Au port de Mongoumba, dans le sud de la République centrafricaine, commerçants et propriétaires de bateaux restent parfois bloqués pendant plusieurs jours, incapables de repartir vers Bangui. Cette situation, due à l’augmentation des taxes douanières, laisse les opérateurs riverains désemparés. Ils demandent des mesures urgentes pour alléger cette charge et sécuriser leurs activités.

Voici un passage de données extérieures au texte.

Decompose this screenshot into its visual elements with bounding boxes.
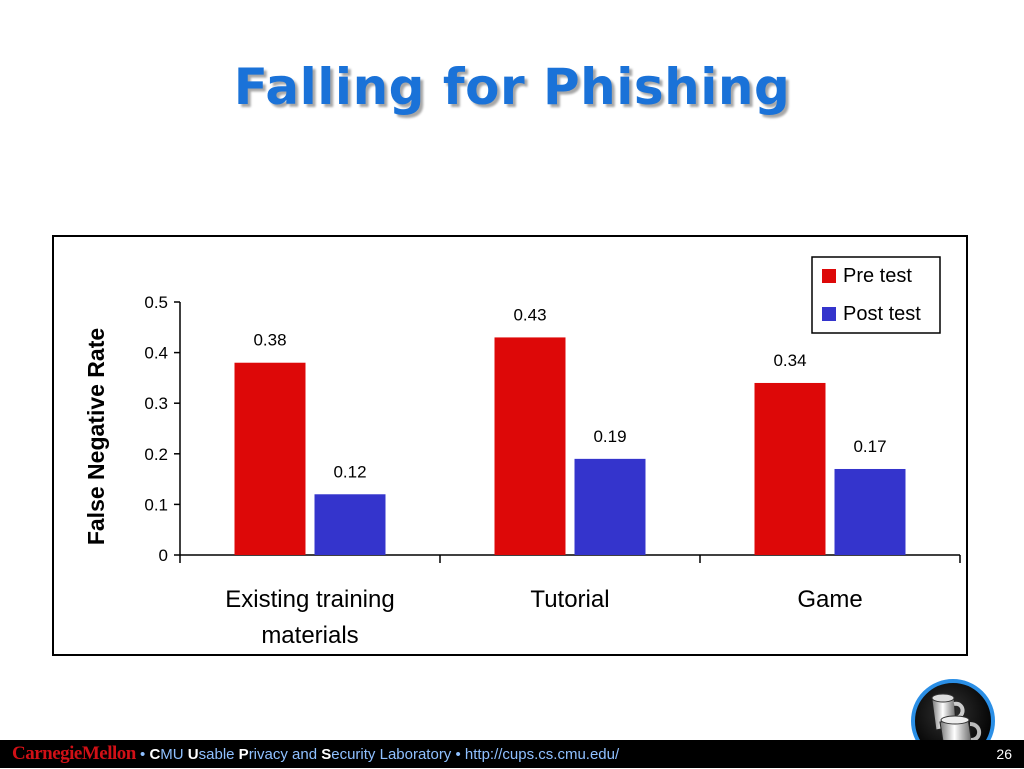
y-axis-label: False Negative Rate	[83, 328, 109, 545]
y-tick-label: 0.3	[144, 394, 168, 413]
slide-title: Falling for Phishing	[233, 58, 791, 116]
x-category-label: Existing training	[225, 586, 394, 613]
chart-frame: 0 0.1 0.2 0.3 0.4 0.5 False Negative Rate 0.38 0…	[52, 235, 968, 656]
bar	[574, 458, 646, 555]
lab-name-part: rivacy and	[248, 746, 322, 763]
y-tick-label: 0.5	[144, 293, 168, 312]
bar-value-label: 0.12	[333, 462, 366, 481]
footer-bullet: •	[451, 746, 465, 763]
footer-bullet: •	[135, 746, 150, 763]
footer-text: CarnegieMellon • CMU Usable Privacy and …	[0, 740, 619, 768]
y-tick-label: 0.1	[144, 495, 168, 514]
lab-name-part: C	[149, 746, 161, 763]
footer-bar: CarnegieMellon • CMU Usable Privacy and …	[0, 740, 1024, 768]
lab-name-part: MU	[160, 746, 188, 763]
bar	[754, 382, 826, 555]
bar-value-label: 0.43	[513, 305, 546, 324]
footer-url[interactable]: http://cups.cs.cmu.edu/	[464, 746, 620, 763]
bar	[834, 468, 906, 555]
y-tick-label: 0.2	[144, 445, 168, 464]
y-tick-label: 0.4	[144, 344, 168, 363]
lab-name: CMU Usable Privacy and Security Laborato…	[149, 746, 451, 763]
legend-swatch	[822, 307, 836, 321]
x-category-label: materials	[261, 622, 358, 649]
bar-value-label: 0.38	[253, 331, 286, 350]
x-category-label: Game	[797, 586, 862, 613]
lab-name-part: sable	[198, 746, 239, 763]
legend-label: Pre test	[843, 265, 912, 287]
bar-chart: 0 0.1 0.2 0.3 0.4 0.5 False Negative Rate 0.38 0…	[83, 256, 961, 649]
lab-name-part: P	[238, 746, 249, 763]
legend-swatch	[822, 269, 836, 283]
lab-name-part: S	[321, 746, 332, 763]
bar-value-label: 0.19	[593, 427, 626, 446]
bar-value-label: 0.17	[853, 437, 886, 456]
cmu-logo: CarnegieMellon	[12, 743, 136, 764]
legend-label: Post test	[843, 303, 921, 325]
bar-value-label: 0.34	[773, 351, 806, 370]
y-tick-label: 0	[159, 546, 168, 565]
bar	[494, 337, 566, 555]
bar	[234, 362, 306, 555]
x-category-label: Tutorial	[530, 586, 609, 613]
bar	[314, 494, 386, 555]
page-number: 26	[996, 746, 1012, 762]
lab-name-part: U	[187, 746, 199, 763]
lab-name-part: ecurity Laboratory	[331, 746, 452, 763]
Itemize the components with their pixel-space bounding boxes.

<<On en a marre, on ne sait pas ce que la douane veut de nous >>. C’est la phrase que répètent les commerçants qui empruntent les voies fluviales, dans cette localité.Selon les informations recueillies auprès des commerçants qui s’approvisionnent à Bétou, à la frontière entre le Congo-Brazzaville et la République centrafricaine, les douaniers du port de Mongoumba , premier point d’entrée vers Bangui , augmentent les taxes de manière << permanente et volontaire >>, cette pratique freine leurs activités commerciales et suscite un profond découragement: << Les douaniers et nous, on ne s’entend vraiment pas. Les taxes qu’ils imposent sont trop lourdes. Nous n’avons pas cette capacité, c’est la raison pour laquelle nous sommes bloqués ici depuis hier >>, a témoigné un commerçant sous couvert d’anonymat.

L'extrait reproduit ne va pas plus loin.